27 May 2006

Urban farming

I have been reading Michael Pollan's book The Omnivore's Dilemma, a lucid account of the path that food takes to arrive in our stomachs. The book is filled with facts and observations put together in a way that are at once fascinating and repulsive - reading this book might cause you to hesitate before putting a steak on the grill this weekend. Of course, that is the point, to get you to think about your food and where it comes from.

One observation which struck me as remarkable was the degree to which our food supply has become urbanized. No, we are not growing our food in the sprawling metropolises in which the majority of North Americans now live. Rather, we have turned the rural landscape into cities.

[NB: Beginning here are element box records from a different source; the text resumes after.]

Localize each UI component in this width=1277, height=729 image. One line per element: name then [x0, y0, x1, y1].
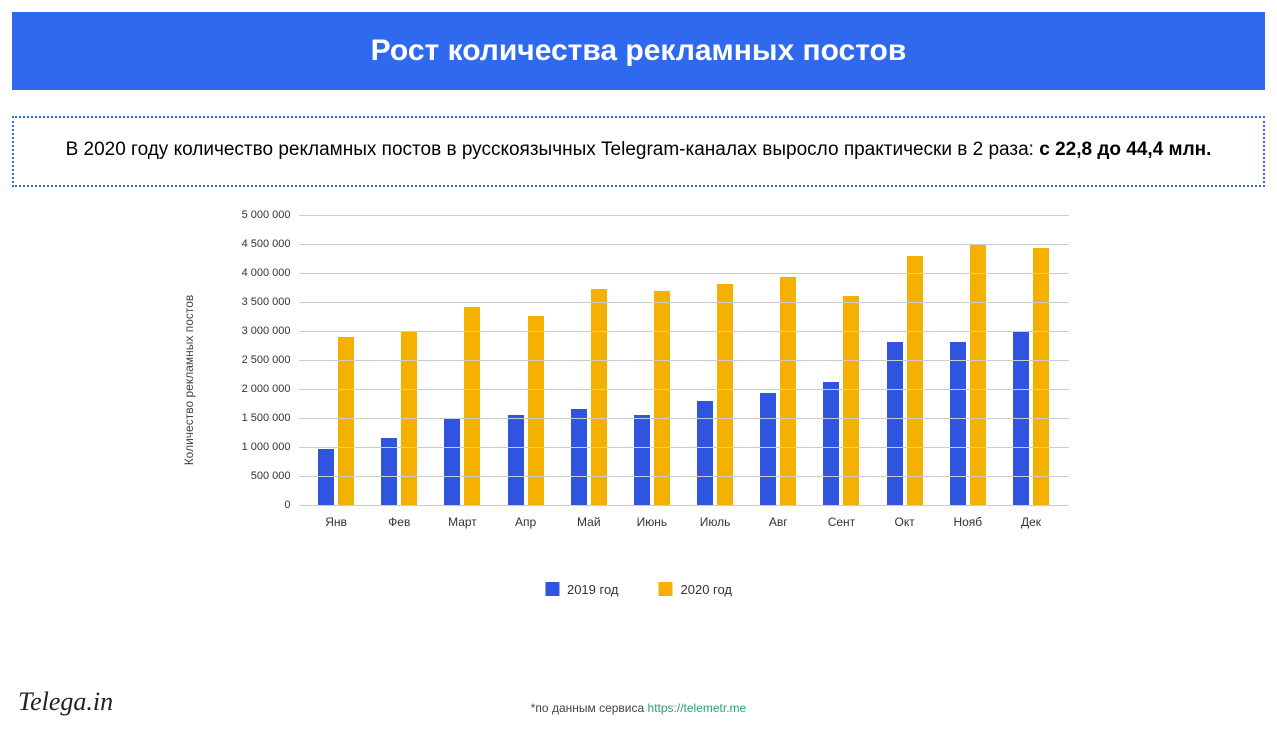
- bar: [654, 291, 670, 504]
- subtitle-box: В 2020 году количество рекламных постов …: [12, 116, 1265, 187]
- x-tick-label: Сент: [828, 515, 855, 529]
- y-tick-label: 4 000 000: [242, 267, 291, 279]
- grid-line: [299, 418, 1069, 419]
- bar: [338, 337, 354, 504]
- bar: [760, 393, 776, 504]
- bar: [1033, 248, 1049, 504]
- y-tick-label: 1 000 000: [242, 441, 291, 453]
- bar: [780, 277, 796, 505]
- grid-line: [299, 505, 1069, 506]
- chart: Количество рекламных постов ЯнвФевМартАп…: [209, 205, 1069, 555]
- y-tick-label: 500 000: [251, 470, 291, 482]
- grid-line: [299, 273, 1069, 274]
- grid-line: [299, 360, 1069, 361]
- grid-line: [299, 331, 1069, 332]
- grid-line: [299, 476, 1069, 477]
- grid-line: [299, 447, 1069, 448]
- subtitle-bold: с 22,8 до 44,4 млн.: [1039, 139, 1211, 160]
- y-tick-label: 3 500 000: [242, 296, 291, 308]
- y-tick-label: 4 500 000: [242, 238, 291, 250]
- y-tick-label: 0: [284, 499, 290, 511]
- x-tick-label: Июль: [700, 515, 731, 529]
- header-bar: Рост количества рекламных постов: [12, 12, 1265, 90]
- grid-line: [299, 215, 1069, 216]
- x-tick-label: Янв: [325, 515, 347, 529]
- header-title: Рост количества рекламных постов: [371, 34, 907, 67]
- grid-line: [299, 389, 1069, 390]
- legend-item: 2020 год: [659, 582, 733, 597]
- grid-line: [299, 302, 1069, 303]
- bar: [591, 289, 607, 505]
- y-tick-label: 5 000 000: [242, 209, 291, 221]
- legend-label: 2020 год: [681, 582, 733, 597]
- y-tick-label: 3 000 000: [242, 325, 291, 337]
- x-tick-label: Май: [577, 515, 601, 529]
- source-prefix: *по данным сервиса: [531, 701, 648, 715]
- bar: [571, 409, 587, 505]
- footer-source: *по данным сервиса https://telemetr.me: [531, 701, 746, 715]
- x-tick-label: Фев: [388, 515, 410, 529]
- legend-label: 2019 год: [567, 582, 619, 597]
- x-tick-label: Апр: [515, 515, 536, 529]
- legend: 2019 год 2020 год: [545, 582, 732, 597]
- bar: [823, 382, 839, 505]
- bar: [907, 256, 923, 504]
- x-tick-label: Июнь: [637, 515, 668, 529]
- bar: [717, 284, 733, 504]
- x-tick-label: Март: [448, 515, 477, 529]
- logo: Telega.in: [18, 687, 113, 717]
- bar: [444, 419, 460, 505]
- y-tick-label: 2 000 000: [242, 383, 291, 395]
- legend-item: 2019 год: [545, 582, 619, 597]
- y-tick-label: 2 500 000: [242, 354, 291, 366]
- y-tick-label: 1 500 000: [242, 412, 291, 424]
- bar: [970, 245, 986, 505]
- x-tick-label: Окт: [895, 515, 915, 529]
- x-tick-label: Дек: [1021, 515, 1041, 529]
- bar: [843, 296, 859, 505]
- bar: [634, 415, 650, 505]
- bar: [508, 415, 524, 505]
- bar: [318, 449, 334, 504]
- legend-swatch: [659, 582, 673, 596]
- x-tick-label: Нояб: [953, 515, 982, 529]
- x-tick-label: Авг: [769, 515, 788, 529]
- y-axis-label: Количество рекламных постов: [182, 294, 196, 465]
- bar: [381, 438, 397, 505]
- grid-line: [299, 244, 1069, 245]
- plot-area: ЯнвФевМартАпрМайИюньИюльАвгСентОктНоябДе…: [299, 215, 1069, 505]
- bar: [950, 342, 966, 504]
- source-link[interactable]: https://telemetr.me: [648, 701, 747, 715]
- legend-swatch: [545, 582, 559, 596]
- bar: [887, 342, 903, 504]
- subtitle-text: В 2020 году количество рекламных постов …: [66, 139, 1040, 160]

We are probably all aware that farming is no longer the pastoral occupation that it was before industrialization ushered in the 'green revolution'. What Michael Pollan alerts us to is the fact that most farms these days are really just monocultures of densely packed corn. In the 1920's, an acre of corn yielded 20 bushels of corn. With the introduction of hybrid corn in the 30's, the yield went up to 75 bushels per acre. Add modern fertilizer to the mix and you get a whopping 180 bushels of corn out of an acre of farmland. What you can see in this green revolution is the transformation from pastoral to urban: an acre of land whose population density has risen 9 fold in 90 years, spurred on by advances in technology.

The metropolitan analogy does not end there, but continues when one considers the feedlots in which cattle stand crowded shoulder to shoulder, their legs mired in a foot or more of manure. Just as with humans in cities, they are no longer threatened by natural predators but by the scourges of metropolitan life, the richness of their diets and the stress of crowded conditions.

It was probably not intentional, but it is now a fact of life: we humans have urbanized the farm.